Many years ago one had to put water in a pan, wait for it to boil and then add rolled oats. After stirring for a bit (I’m not quite old enough to remember how long it took) you would get oatmeal. Then Quaker came along with Quick Quaker Oats. Essentially the same preliminaries, they just cooked in a couple of minutes. Then, thanks to NASA, the microwave was born and
making oatmeal could be done in a single bowl in about two minutes. And oatmeal is only the tip of the iceberg. Since the 60’s the US has been hell bent on bringing K rations to the American table in the name of saving time. It certainly can’t be because veterans so loved the things that they missed them.
Seriously, it was the birth of the movement to make Americans slaves to time. They have slowly but surely sold the idea that we need to pack as much as we can into every waking moment, efficiently using every second to maximize our return on our time investment. Work, where this greedy monster was born, obviously led the way. We can thank ole Henry Ford for that one. While this concept has some very valid and useful points, the problem came when it became the sole reason, the dictator of business operation — maximized throughout with the enhanced bottom line. Yeah, baby, that will make your business thrive, providing management also takes into consideration the fact that the people who do the work are not just another piece of machinery.
That is the part that has been taken out of the equation over the past 30 years: People are not machines. Nor do machines totally run themselves. Nor can machines do everything. The respect for the efforts of labor has been degraded to the point where it is treated like a commodity. If you don’t like working here, you can and will be replaced. And with the population rising and the number of jobs falling it is true. Someone can always be found who is so desperate for a job that they are willing to do just about anything to put food on the table.
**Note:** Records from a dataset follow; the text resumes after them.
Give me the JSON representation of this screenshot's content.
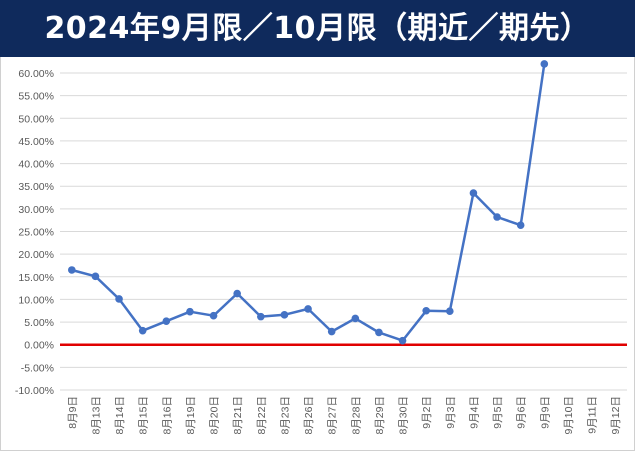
{
  "header": {
    "title": "2024年9月限／10月限（期近／期先）"
  },
  "colors": {
    "title_bg": "#0f2a5c",
    "title_text": "#ffffff",
    "series_line": "#4472c4",
    "zero_line": "#e00000",
    "grid": "#d9d9d9",
    "axis_text": "#595959"
  },
  "chart_data": {
    "type": "line",
    "title": "2024年9月限／10月限（期近／期先）",
    "xlabel": "",
    "ylabel": "",
    "ylim": [
      -0.1,
      0.6
    ],
    "ytick_step": 0.05,
    "ytick_labels": [
      "-10.00%",
      "-5.00%",
      "0.00%",
      "5.00%",
      "10.00%",
      "15.00%",
      "20.00%",
      "25.00%",
      "30.00%",
      "35.00%",
      "40.00%",
      "45.00%",
      "50.00%",
      "55.00%",
      "60.00%"
    ],
    "grid": true,
    "legend": "none",
    "categories": [
      "8月9日",
      "8月13日",
      "8月14日",
      "8月15日",
      "8月16日",
      "8月19日",
      "8月20日",
      "8月21日",
      "8月22日",
      "8月23日",
      "8月26日",
      "8月27日",
      "8月28日",
      "8月29日",
      "8月30日",
      "9月2日",
      "9月3日",
      "9月4日",
      "9月5日",
      "9月6日",
      "9月9日",
      "9月10日",
      "9月11日",
      "9月12日"
    ],
    "series": [
      {
        "values": [
          0.165,
          0.151,
          0.101,
          0.031,
          0.052,
          0.073,
          0.064,
          0.113,
          0.062,
          0.066,
          0.079,
          0.029,
          0.058,
          0.027,
          0.009,
          0.075,
          0.074,
          0.335,
          0.282,
          0.264,
          0.62,
          null,
          null,
          null
        ]
      }
    ],
    "reference_line": {
      "y": 0.0
    }
  }
}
This worship of saved time is an aspect of the recovery of America has to be revisited. Instant gratification is killing us. Our corporations have to return to balancing short-term profits against long term sustainability. This doesn’t just apply to things like safety and environmental impact but also to building a working partnership between labor and management that is mutually beneficial and respects both. The obscene disparity between top management compensation and labor wages has to end. The idea that labor is disposable has to end. The really bad part is that it has taken 30 years for this high profit, right now school of management to become ingrained in our business society and there appears to be no reason that management would willingly revise their attitude.
It will probably take a major economic collapse and it will happen. The present system is unsustainable. History has proven it many times. A civilized intelligent society monitors itself and works to keep the pendulum from shifting too far in either direction. Our pendulum has been forced so far right that when it cuts loose it will be more of a wrecking ball, and with the Republicans back in control of the House, I foresee the pendulum being forced even further right, accelerating the impending crash timeline.
It is real difficult to fix major problems fast enough to satisfy the instant society we have become. But the bad things? Yup, those can happen overnight. Just take a shaky economy, add Republicans and you won’t even need a microwave.